--
Genuinely moving to partnership society isto de-incentivize social dominant behavior.
Markets drive macro-behavior to sustain itself. US-flavored capitalism is rooted in hyper-competition and atomistic individualism that manifests in a social dominance hierarchy.
So long as characterless opportunism and lack of introspection remains incentivized at the alter busyness; big data using insights on us to manipulate our focus, consumption, and worldview, our attempts at a partnership society will be underminded by neoliberal "partnership aesthetic and affect." But it appears to be still largely, and ironcially, to serve careerism and scoring points on social media for social capital. People now really struggle with doing anything without an audience.
Isn't some of this already in full swing? Brene Brown has very interesting insights yet she is also part of the lucrative "do better, folks" industry that focuses on individual change (okay fair) without highlighting the historical and political drivers behind macro behavior (okay game denial).
From what it seems, its probably going to take mass organization (skeptical) or a few more Black swan events like climate change or pandemic. But hell maybe not even that. Even Rome ruined itself like a lactose intolerant kid who still insists on drinking milkshakes.

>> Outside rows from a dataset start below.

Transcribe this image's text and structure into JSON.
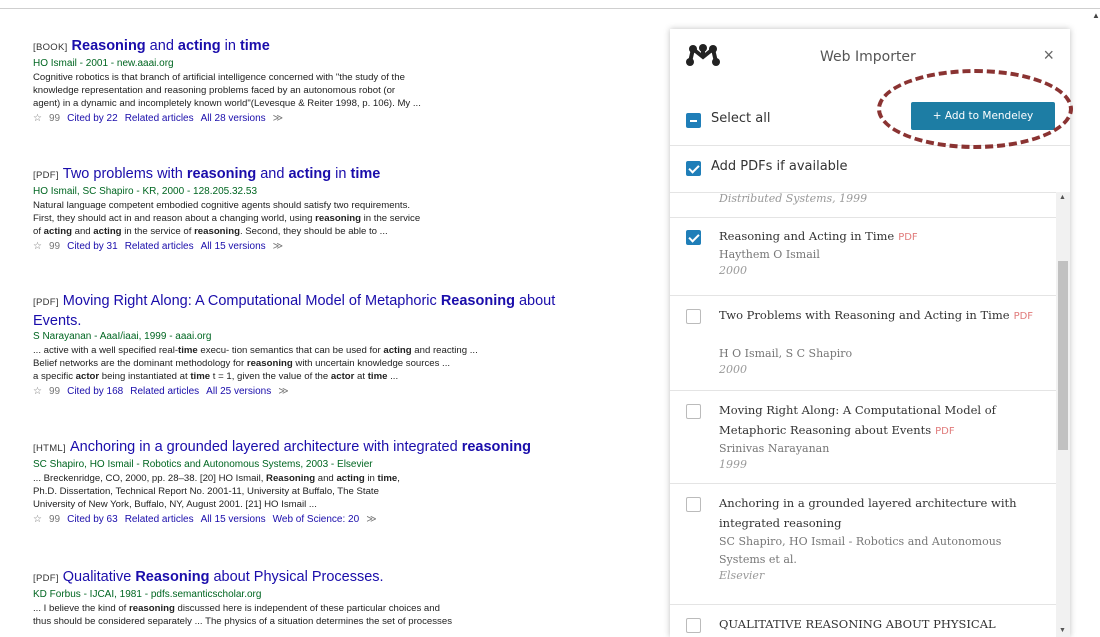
{
  "results": [
    {
      "kind": "[BOOK]",
      "title_parts": [
        [
          "Reasoning",
          true
        ],
        [
          " and ",
          false
        ],
        [
          "acting",
          true
        ],
        [
          " in ",
          false
        ],
        [
          "time",
          true
        ]
      ],
      "authors": "HO Ismail - 2001 - new.aaai.org",
      "snippet": [
        [
          [
            "Cognitive robotics is that branch of artificial intelligence concerned with \"the study of the",
            false
          ]
        ],
        [
          [
            "knowledge representation and reasoning problems faced by an autonomous robot (or",
            false
          ]
        ],
        [
          [
            "agent) in a dynamic and incompletely known world\"(Levesque & Reiter 1998, p. 106). My ...",
            false
          ]
        ]
      ],
      "links": [
        "Cited by 22",
        "Related articles",
        "All 28 versions"
      ]
    },
    {
      "kind": "[PDF]",
      "title_parts": [
        [
          "Two problems with ",
          false
        ],
        [
          "reasoning",
          true
        ],
        [
          " and ",
          false
        ],
        [
          "acting",
          true
        ],
        [
          " in ",
          false
        ],
        [
          "time",
          true
        ]
      ],
      "authors": "HO Ismail, SC Shapiro - KR, 2000 - 128.205.32.53",
      "snippet": [
        [
          [
            "Natural language competent embodied cognitive agents should satisfy two requirements.",
            false
          ]
        ],
        [
          [
            "First, they should act in and reason about a changing world, using ",
            false
          ],
          [
            "reasoning",
            true
          ],
          [
            " in the service",
            false
          ]
        ],
        [
          [
            "of ",
            false
          ],
          [
            "acting",
            true
          ],
          [
            " and ",
            false
          ],
          [
            "acting",
            true
          ],
          [
            " in the service of ",
            false
          ],
          [
            "reasoning",
            true
          ],
          [
            ". Second, they should be able to ...",
            false
          ]
        ]
      ],
      "links": [
        "Cited by 31",
        "Related articles",
        "All 15 versions"
      ]
    },
    {
      "kind": "[PDF]",
      "title_parts": [
        [
          "Moving Right Along: A Computational Model of Metaphoric ",
          false
        ],
        [
          "Reasoning",
          true
        ],
        [
          " about",
          false
        ]
      ],
      "title_line2": "Events.",
      "authors": "S Narayanan - AaaI/iaai, 1999 - aaai.org",
      "snippet": [
        [
          [
            "... active with a well specified real-",
            false
          ],
          [
            "time",
            true
          ],
          [
            " execu- tion semantics that can be used for ",
            false
          ],
          [
            "acting",
            true
          ],
          [
            " and reacting ...",
            false
          ]
        ],
        [
          [
            "Belief networks are the dominant methodology for ",
            false
          ],
          [
            "reasoning",
            true
          ],
          [
            " with uncertain knowledge sources ...",
            false
          ]
        ],
        [
          [
            "a specific ",
            false
          ],
          [
            "actor",
            true
          ],
          [
            " being instantiated at ",
            false
          ],
          [
            "time",
            true
          ],
          [
            " t = 1, given the value of the ",
            false
          ],
          [
            "actor",
            true
          ],
          [
            " at ",
            false
          ],
          [
            "time",
            true
          ],
          [
            " ...",
            false
          ]
        ]
      ],
      "links": [
        "Cited by 168",
        "Related articles",
        "All 25 versions"
      ]
    },
    {
      "kind": "[HTML]",
      "title_parts": [
        [
          "Anchoring in a grounded layered architecture with integrated ",
          false
        ],
        [
          "reasoning",
          true
        ]
      ],
      "authors": "SC Shapiro, HO Ismail - Robotics and Autonomous Systems, 2003 - Elsevier",
      "snippet": [
        [
          [
            "... Breckenridge, CO, 2000, pp. 28–38. [20] HO Ismail, ",
            false
          ],
          [
            "Reasoning",
            true
          ],
          [
            " and ",
            false
          ],
          [
            "acting",
            true
          ],
          [
            " in ",
            false
          ],
          [
            "time",
            true
          ],
          [
            ",",
            false
          ]
        ],
        [
          [
            "Ph.D. Dissertation, Technical Report No. 2001-11, University at Buffalo, The State",
            false
          ]
        ],
        [
          [
            "University of New York, Buffalo, NY, August 2001. [21] HO Ismail ...",
            false
          ]
        ]
      ],
      "links": [
        "Cited by 63",
        "Related articles",
        "All 15 versions",
        "Web of Science: 20"
      ]
    },
    {
      "kind": "[PDF]",
      "title_parts": [
        [
          "Qualitative ",
          false
        ],
        [
          "Reasoning",
          true
        ],
        [
          " about Physical Processes.",
          false
        ]
      ],
      "authors": "KD Forbus - IJCAI, 1981 - pdfs.semanticscholar.org",
      "snippet": [
        [
          [
            "... I believe the kind of ",
            false
          ],
          [
            "reasoning",
            true
          ],
          [
            " discussed here is independent of these particular choices and",
            false
          ]
        ],
        [
          [
            "thus should be considered separately ... The physics of a situation determines the set of processes",
            false
          ]
        ]
      ],
      "links": []
    }
  ],
  "icons": {
    "star": "☆",
    "cite": "99",
    "more": "≫"
  },
  "panel": {
    "title": "Web Importer",
    "close": "×",
    "select_all": "Select all",
    "add_button": "+ Add to Mendeley",
    "add_pdfs": "Add PDFs if available",
    "prev_fragment": "Distributed Systems, 1999",
    "pdf_tag": "PDF",
    "items": [
      {
        "checked": true,
        "title": "Reasoning and Acting in Time",
        "pdf": true,
        "authors": "Haythem O Ismail",
        "year": "2000"
      },
      {
        "checked": false,
        "title": "Two Problems with Reasoning and Acting in Time",
        "pdf": true,
        "authors": "H O Ismail, S C Shapiro",
        "year": "2000"
      },
      {
        "checked": false,
        "title": "Moving Right Along: A Computational Model of Metaphoric Reasoning about Events",
        "pdf": true,
        "authors": "Srinivas Narayanan",
        "year": "1999"
      },
      {
        "checked": false,
        "title": "Anchoring in a grounded layered architecture with integrated reasoning",
        "pdf": false,
        "authors": "SC Shapiro, HO Ismail - Robotics and Autonomous Systems et al.",
        "year": "Elsevier"
      },
      {
        "checked": false,
        "title": "QUALITATIVE REASONING ABOUT PHYSICAL",
        "pdf": false,
        "authors": "",
        "year": ""
      }
    ]
  },
  "colors": {
    "link": "#1a0dab",
    "author": "#006621",
    "button": "#1d7da4",
    "checkbox": "#1f7eb8",
    "annotation": "#8a3332",
    "pdf_tag": "#e07a7a"
  }
}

Pandemic was an opportunity to pivot but we were too willing to get back to normal because the powerholding population segment, the bulk being the professional-managerial class (with the 1% of course), wasn't really impacted (more inconvenienced). The market is still working for them ( enough for now). People are "awake" in many ways but we still struggle to know how to move toward the world we want in meaningful ways. It easier to fight your way in a fucked-up system than build a new one.
I've faciliated organizational change. Well-intentioned or not, organizations are dictatorships and people are the mercy of their benevolence. Without addressing the inherent power imbalance between leaders and workers; our legal and labor systems, we're still doing neoliberal game denial.

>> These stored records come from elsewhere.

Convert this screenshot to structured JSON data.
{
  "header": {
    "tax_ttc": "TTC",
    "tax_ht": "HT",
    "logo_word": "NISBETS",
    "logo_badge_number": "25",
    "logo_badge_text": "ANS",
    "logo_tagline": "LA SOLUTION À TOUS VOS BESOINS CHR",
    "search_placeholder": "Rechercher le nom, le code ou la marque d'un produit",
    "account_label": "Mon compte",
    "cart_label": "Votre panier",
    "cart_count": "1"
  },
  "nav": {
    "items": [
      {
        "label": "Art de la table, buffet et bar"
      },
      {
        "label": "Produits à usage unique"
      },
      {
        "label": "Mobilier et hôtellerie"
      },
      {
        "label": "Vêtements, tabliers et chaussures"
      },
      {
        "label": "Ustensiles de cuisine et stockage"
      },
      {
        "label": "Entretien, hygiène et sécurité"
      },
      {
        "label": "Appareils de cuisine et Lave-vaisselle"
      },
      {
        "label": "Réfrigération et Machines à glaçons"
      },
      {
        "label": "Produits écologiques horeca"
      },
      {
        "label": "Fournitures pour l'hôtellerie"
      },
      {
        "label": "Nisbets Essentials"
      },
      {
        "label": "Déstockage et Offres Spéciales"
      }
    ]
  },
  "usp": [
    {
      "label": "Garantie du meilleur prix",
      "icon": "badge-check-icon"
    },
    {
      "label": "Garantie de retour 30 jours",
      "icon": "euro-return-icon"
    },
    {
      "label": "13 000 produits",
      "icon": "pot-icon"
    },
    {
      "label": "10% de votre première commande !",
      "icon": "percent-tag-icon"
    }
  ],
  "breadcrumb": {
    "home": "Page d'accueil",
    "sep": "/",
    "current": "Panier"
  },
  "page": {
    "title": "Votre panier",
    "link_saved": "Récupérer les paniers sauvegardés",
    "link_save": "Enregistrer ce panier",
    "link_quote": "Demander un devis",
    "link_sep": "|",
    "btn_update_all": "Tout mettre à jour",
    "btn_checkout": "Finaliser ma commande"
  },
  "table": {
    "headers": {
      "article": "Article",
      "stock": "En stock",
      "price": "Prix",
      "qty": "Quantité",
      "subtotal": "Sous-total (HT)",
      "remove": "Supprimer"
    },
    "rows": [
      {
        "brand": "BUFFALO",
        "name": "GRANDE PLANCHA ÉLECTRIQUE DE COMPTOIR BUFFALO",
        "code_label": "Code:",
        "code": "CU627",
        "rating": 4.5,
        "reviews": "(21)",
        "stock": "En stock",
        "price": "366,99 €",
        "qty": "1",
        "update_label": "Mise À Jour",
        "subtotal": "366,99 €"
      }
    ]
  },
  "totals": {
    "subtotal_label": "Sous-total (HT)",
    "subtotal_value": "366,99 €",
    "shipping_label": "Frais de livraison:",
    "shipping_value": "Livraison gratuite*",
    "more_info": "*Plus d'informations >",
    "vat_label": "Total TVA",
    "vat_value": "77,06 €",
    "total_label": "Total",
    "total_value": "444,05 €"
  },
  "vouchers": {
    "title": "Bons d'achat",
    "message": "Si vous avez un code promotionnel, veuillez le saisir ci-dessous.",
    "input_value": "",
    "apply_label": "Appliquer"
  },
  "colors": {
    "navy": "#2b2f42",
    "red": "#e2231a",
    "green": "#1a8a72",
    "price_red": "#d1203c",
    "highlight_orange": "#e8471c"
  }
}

Yet that involves reassertion of organized labor when its far easier to simply quit than learn the social and tolerance skills needed to build solidarity with coworkers you likely hate.
There’s the government. But what’s civic duty when many, if not, most people have (rightfully) lost faith in our federal legal and political system which research shows are only influenced by rebel-oligarchs and lobbysists? Local government? Sigh. Citizenry is self-care. A sense of civic duty is chuegy. What about a cottagecore fantasy in the woods to escape it all?
Somehow I still have hope.
Recommended readings: "Winners Take All" that is explicitly about market/business solutions to address what are social problems at the root.
C. Wright Mill's "The Competitive Personality" written in 1947 but reads as contemporary.
Also "The Revolution Will Not Be Funded" on insights on why the third sector perpetuates the status quo and why it is so damn hard to get people organized for meaningful impact.